Les recommandations relatives à la suppression des quotas de prescription et à la rédaction obligatoire d’une ordonnance lors du protocole de soins ne semblent pas convaincre la profession. Cette appréhension vous paraît-elle justifiée ?

Cette notion de quota s’appuie sur l’idée qu’au-delà d’un certain nombre d’élevages ou d’animaux suivis par un même vétérinaire, la qualité du suivi sanitaire permanent qui doit accompagner la prescription sans examen clinique n’est pas suffisante. Les rapporteurs ne contestent pas cette idée. En revanche, la pertinence des limites maximales fixées par l’arrêté ministériel leur paraît fragile. Ainsi, au titre de ces limites, un élevage peut, suivant les cas, correspondre à une unité de 1 000 truies ou à un lot de 40 porcs à l’engraissement plein air, qui ne présentent aucune commune mesure en matière de risques sanitaires. Il en va de même dans la filière volailles, avec la notion de limite maximale de surface cumulée d’élevages : est-il vraiment possible de considérer qu’un bâtiment de 5 000 m2 de volailles de chair est équivalent, en ce qui concerne les risques sanitaires, à la même surface hébergeant des reproducteurs ? Que dire des élevages de pondeuses en cages superposées ? Pour les bovins adultes, c’est un nombre maximal d’unités gros bétail (UGB) qui a été fixé : dans la filière vaches allaitantes, la surveillance sanitaire d’un élevage de 100 UGB nécessite-t-elle plus de temps que celle d’une unité de 200 UGB ? Par ailleurs, le vétérinaire n’est aujourd’hui pas tenu d’enregistrer les bilans sanitaires d’élevage qu’il réalise, ce qui prive ce dispositif complexe d’une bonne partie de son utilité dans le cadre des contrôles officiels. Les rédacteurs du rapport proposent de substituer à la fixation réglementaire de limites maximales d’activité l’enregistrement de la date du bilan sanitaire d’élevage et du nom du vétérinaire désigné par l’éleveur, sur le formulaire numérisé de la visite sanitaire obligatoire. Les services de contrôle disposeraient alors très simplement du nombre d’élevages suivis par un même vétérinaire.
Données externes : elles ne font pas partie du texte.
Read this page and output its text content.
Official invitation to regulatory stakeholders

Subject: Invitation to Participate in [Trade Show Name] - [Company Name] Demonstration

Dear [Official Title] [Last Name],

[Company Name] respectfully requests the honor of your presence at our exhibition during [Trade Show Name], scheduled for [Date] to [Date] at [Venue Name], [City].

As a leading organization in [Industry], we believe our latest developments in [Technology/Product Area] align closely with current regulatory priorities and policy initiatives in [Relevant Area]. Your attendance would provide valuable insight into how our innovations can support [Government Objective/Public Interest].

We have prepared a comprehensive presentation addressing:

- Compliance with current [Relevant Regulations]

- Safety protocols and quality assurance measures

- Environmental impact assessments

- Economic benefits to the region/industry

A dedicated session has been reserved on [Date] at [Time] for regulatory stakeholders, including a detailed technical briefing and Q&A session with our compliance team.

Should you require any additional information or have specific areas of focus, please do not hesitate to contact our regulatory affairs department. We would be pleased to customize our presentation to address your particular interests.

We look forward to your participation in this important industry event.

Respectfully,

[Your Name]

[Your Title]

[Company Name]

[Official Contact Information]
La question de l’ordonnance nécessaire à la délivrance des médicaments prévus dans le cadre de l’application du protocole de soins est sensible. En effet, la mission conduite par le CGAAER et l’Igas a constaté que, dans la très grande majorité des cas, l’ordonnance est remise à l’éleveur au moment de la délivrance des médicaments par le vétérinaire. Cela prive l’éleveur de la possibilité d’exercer pleinement son choix pour la délivrance des médicaments entre le vétérinaire et un pharmacien d’officine (les deux ayants droit, au titre du Code de la santé publique). Cette situation n’a échappé à personne : en octobre 2012, les présidents du Conseil national de l’Ordre des pharmaciens et du Conseil supérieur de l’Ordre des vétérinaires ont rédigé une déclaration commune pour rappeler la réglementation et notamment que « l’ordonnance du vétérinaire est obligatoire pour la délivrance des médicaments soumis à prescription, et la délivrance des médicaments s’effectue toujours selon le seul choix de l’éleveur ou du détenteur de l’animal ». À nouveau en 2015, les directeurs généraux de la Santé et de l’Alimentation et les organisations professionnelles agricoles ont rappelé la réglementation à tous les acteurs concernés. L’imprécision du décret est l’objet d’interprétations variées sur le moment où l’ordonnance doit être remise. Les organisations professionnelles de pharmaciens d’officine estiment que seule l’obligation pour le vétérinaire de remettre une ordonnance à l’éleveur au moment de la rédaction du protocole de soins permettrait à celui-ci d’exercer pleinement son choix. L’action qu’elles ont menée en ce sens au moment de la publication des textes réglementaires n’a pas abouti. Le Conseil d’État a en effet considéré que la prescription relève du libre arbitre des vétérinaires. Ces derniers estiment qu’ils ne peuvent pas systématiquement rédiger une ordonnance au moment de l’établissement du protocole de soins, car les pathologies à venir ne sont pas connues à ce moment-là. La mission conduite par le CGAAER et l’Igas considère que pour les médicaments à visée préventive, tels que les antiparasitaires et les vaccins, cet argument est discutable. C’est la raison pour laquelle elle recommande la remise de l’ordonnance à l’éleveur, pour les médicaments préventifs, au moment de l’établissement du protocole de soins.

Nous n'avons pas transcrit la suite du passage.